On the other hand, he hadn’t yielded to their dilemma, in fact, quite the opposite. As if in hand to hand combat with the devil himself, he fought like a man possessed. Continuing to fly blind, the control panels delivered instrument readings he needed to keep the plane from plunging out of the sky.
Tipping from side to side didn’t help her nerves whatsoever. The harsh roaring of the engines revved to ear-splitting levels. Hali supposed the reverberation had increased because of their escalating descent.
The sudden howling going on from the crate in the rear of the plane ripped at Hali’s soft heart and guilt hit her hard. Because she was a wuss for driving long distances alone, she’d decided to take this bush plane into the wilds of Alaska from Ketchikan to Juneau rather than drive the 300 miles to deliver her cousin’s new puppy. Now, because of her cowardly decision, the gorgeous animal would most likely die
My fault. All my fault. At the airport, after she’d been bumped from the regular flight, she’d beseeched this pilot to let her and the dog come with him. Seems there’s a pecking order in Alaska. If you owned the Airlines, you were first in line and could change the route anytime you wanted, even if Christmas was only a few days away. Which left paying customers angry but forced to wait for the next flight.

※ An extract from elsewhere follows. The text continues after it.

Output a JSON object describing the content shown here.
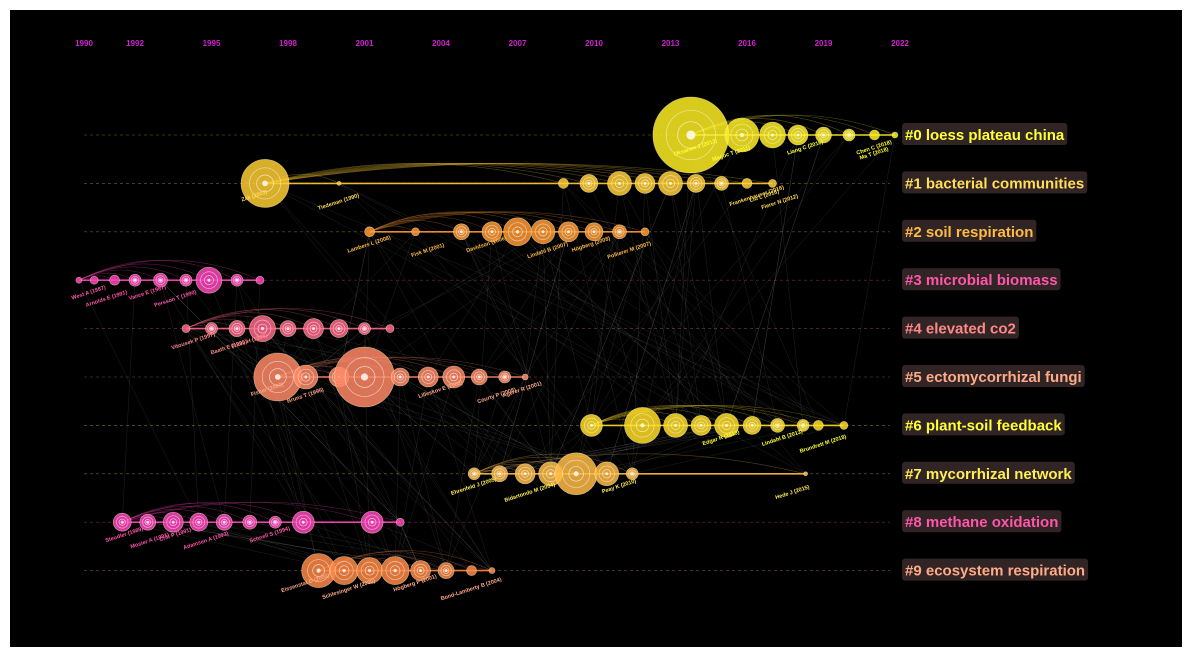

Hali, unexpectedly stranded, had pleaded with this man to no avail. In her excitement, she’d even dropped her suitcase which had flipped open, scattering her belongings everywhere. Like a gentleman should, he’d helped her collect her property, had handed her over underwear, sweaters, even her going-away gift from the girls at the office, which had softened his stubborn expression slightly, but he’d still refused her pleas.
It hadn’t been until the person who’d originally bumped her had his say and a large chunk of money changed hands that the tall man had agreed to the arrangement. Within a few minutes, he’d rounded her up, got them belted into the place and they’d taken off.
Now she was locked into a sardine can, with a complete stranger controlling her life and—go figure… she’d begged to be here.
While her mind was travelling through time, the pilot had pulled off a miracle. They were speeding along a stretch of ice, hovering slightly above the ground. Battered on both sides, the winds didn’t like being robbed of their prey. As the man in charge searched for a place to safely set the little plane down, he fought to keep them from tipping.
With visibility much better at this low altitude, up ahead, Hali saw what he did. There was a sheltered bay surrounded by trees. The lake looked to have less snow. And, cleared from the driving winds, the visible frozen surface invited them to drop in and stay a while.
Singing louder, blended in with sobs of joy, Hali swiped at her eyes, blinked repeatedly and watched the pilot set the plane down as gently as the buffeting wind would allow. Finally, he drove it closer to the shore and brought them to a complete halt.
In seconds, he’d turned off the motor. As if the turning of the key stopped their nightmare, it cut off their mingling voices also.
Hali watched him drop his face into his now shaking hands. Without realizing her intentions, she reached over to touch, pat, wishing she could hug. Finding her own hand enveloped in a tight grip, she didn’t move. For her, connecting in this way with another human being was a normal action and so she allowed them these magical moments before voicing her relief. Truthfully, she’d choked up and words wouldn’t be forced through clogged emotions.